Romanes gave expression to this idea, that the cessation of natural selection alone must cause the degeneration of a part, a decade before I did, but neither he nor the scientific world of his time attached great importance to it, and it was forgotten again. This was intelligible enough, for, at that time, the validity of the Lamarckian principle had not been called in question, and therefore the need for some other principle to explain the disappearance of disused parts had not begun to be felt.
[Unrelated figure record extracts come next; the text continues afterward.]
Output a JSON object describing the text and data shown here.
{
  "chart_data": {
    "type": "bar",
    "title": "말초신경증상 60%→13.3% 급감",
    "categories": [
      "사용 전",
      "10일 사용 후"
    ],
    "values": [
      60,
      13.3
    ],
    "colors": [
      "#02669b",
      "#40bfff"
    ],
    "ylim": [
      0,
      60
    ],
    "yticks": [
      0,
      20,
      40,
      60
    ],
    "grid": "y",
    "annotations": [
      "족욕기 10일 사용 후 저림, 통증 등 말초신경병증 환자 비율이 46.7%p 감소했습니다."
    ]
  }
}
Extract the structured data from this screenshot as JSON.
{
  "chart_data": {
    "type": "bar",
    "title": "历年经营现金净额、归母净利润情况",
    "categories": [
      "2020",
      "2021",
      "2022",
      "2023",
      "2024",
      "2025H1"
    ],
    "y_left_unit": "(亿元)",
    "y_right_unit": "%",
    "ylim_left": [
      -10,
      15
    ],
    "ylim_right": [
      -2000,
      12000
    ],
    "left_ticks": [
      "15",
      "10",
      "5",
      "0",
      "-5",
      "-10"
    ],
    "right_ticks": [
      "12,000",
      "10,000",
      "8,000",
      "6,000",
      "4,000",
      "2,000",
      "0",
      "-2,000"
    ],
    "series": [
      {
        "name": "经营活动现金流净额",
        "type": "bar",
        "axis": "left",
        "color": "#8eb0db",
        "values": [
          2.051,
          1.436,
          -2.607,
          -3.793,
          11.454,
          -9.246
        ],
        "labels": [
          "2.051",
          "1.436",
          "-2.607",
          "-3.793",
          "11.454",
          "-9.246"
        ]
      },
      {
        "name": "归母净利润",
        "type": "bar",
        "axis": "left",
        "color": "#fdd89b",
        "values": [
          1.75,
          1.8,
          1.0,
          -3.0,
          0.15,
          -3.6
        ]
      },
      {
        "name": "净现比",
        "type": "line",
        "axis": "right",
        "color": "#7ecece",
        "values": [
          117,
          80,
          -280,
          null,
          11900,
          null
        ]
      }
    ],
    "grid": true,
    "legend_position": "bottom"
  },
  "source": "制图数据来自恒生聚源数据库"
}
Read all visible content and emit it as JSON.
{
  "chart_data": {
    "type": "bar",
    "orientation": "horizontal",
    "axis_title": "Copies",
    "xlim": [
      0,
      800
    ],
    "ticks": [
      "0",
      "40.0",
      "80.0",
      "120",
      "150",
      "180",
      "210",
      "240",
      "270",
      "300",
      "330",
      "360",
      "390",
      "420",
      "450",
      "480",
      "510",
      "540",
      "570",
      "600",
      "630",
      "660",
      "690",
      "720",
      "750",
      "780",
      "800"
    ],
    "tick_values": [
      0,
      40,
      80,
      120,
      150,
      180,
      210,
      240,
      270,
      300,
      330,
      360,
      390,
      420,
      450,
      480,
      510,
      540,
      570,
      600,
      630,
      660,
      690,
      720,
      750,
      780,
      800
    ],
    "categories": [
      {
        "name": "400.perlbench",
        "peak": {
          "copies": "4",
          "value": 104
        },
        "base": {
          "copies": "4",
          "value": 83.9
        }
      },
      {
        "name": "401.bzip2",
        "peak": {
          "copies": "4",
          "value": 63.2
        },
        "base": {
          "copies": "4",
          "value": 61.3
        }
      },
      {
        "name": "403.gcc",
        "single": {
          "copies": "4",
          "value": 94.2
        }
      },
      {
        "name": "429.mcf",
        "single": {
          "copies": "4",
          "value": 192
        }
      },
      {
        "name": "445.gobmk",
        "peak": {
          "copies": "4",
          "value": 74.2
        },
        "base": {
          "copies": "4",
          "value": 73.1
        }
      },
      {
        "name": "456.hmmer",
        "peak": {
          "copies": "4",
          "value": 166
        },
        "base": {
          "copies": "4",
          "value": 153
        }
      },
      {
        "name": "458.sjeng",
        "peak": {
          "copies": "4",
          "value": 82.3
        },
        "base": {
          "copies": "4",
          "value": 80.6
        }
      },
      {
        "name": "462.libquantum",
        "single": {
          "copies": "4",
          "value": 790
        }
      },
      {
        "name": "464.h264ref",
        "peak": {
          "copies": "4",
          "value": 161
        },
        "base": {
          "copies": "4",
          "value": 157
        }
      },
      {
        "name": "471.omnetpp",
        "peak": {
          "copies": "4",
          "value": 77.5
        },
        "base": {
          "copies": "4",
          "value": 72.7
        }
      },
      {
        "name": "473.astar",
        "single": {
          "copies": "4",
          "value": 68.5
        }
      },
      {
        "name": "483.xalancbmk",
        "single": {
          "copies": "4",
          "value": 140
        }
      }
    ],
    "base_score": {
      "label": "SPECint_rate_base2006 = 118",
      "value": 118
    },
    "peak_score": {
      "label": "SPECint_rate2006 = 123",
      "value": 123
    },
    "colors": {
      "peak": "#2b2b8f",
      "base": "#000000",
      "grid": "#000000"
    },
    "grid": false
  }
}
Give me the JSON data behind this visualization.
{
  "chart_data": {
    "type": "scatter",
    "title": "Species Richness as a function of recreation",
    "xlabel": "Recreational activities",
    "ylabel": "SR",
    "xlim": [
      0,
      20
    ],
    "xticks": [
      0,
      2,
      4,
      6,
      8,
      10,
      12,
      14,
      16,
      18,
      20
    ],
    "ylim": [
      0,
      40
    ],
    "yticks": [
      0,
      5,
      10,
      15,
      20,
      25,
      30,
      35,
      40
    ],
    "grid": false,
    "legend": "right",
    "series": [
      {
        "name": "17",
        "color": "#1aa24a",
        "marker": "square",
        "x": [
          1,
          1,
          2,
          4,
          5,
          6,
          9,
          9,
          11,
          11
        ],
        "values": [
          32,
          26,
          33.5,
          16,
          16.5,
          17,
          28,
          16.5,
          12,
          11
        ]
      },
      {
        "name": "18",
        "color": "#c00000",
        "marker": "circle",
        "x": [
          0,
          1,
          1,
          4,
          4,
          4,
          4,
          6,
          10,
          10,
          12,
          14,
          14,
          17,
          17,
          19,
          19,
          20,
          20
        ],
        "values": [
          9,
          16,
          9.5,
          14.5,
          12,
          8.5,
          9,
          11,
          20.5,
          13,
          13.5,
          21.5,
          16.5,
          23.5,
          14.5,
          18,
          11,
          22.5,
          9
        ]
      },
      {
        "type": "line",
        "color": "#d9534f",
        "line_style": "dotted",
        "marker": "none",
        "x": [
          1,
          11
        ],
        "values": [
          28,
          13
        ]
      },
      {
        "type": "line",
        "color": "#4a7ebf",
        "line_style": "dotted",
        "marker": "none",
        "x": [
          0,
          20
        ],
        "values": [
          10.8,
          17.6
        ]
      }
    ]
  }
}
I found myself in quite a different position. As my doubts regarding the Lamarckian principle grew greater and greater, I was obliged to seek for some other factor in modification, which should be sufficient to effect the degeneration of a disused part, and for a time I thought I had found this in panmixia, that is, in the mingling of all together, well and less well equipped alike. This factor does certainly operate, but the more I thought over it the clearer it became to me that there must be some other factor at work as well, for while panmixia might explain the deterioration of an organ, it could not explain its decrease in size, its gradual wearing away, and ultimate total disappearance. Yet this is the path followed, slowly indeed, but quite surely, by all organs which have become useless. If panmixia alone guided the deterioration of the organ, and it was thus only chance variations which were inherited through panmixia and gradually diffused over the whole species, how could it come about that all the variations were in the direction of smaller size? Yet this is obviously the case. Why should no variations in the direction of larger size occur? And if this were so, why should a useless organ not be maintained at its original size, if it be admitted that an increase in size would be prevented by natural selection? But this never occurs, and diminution in size is so absolutely the rule that the idea of a 'vestigial or rudimentary' organ suggests a 'small organ' almost more than an 'imperfect' one.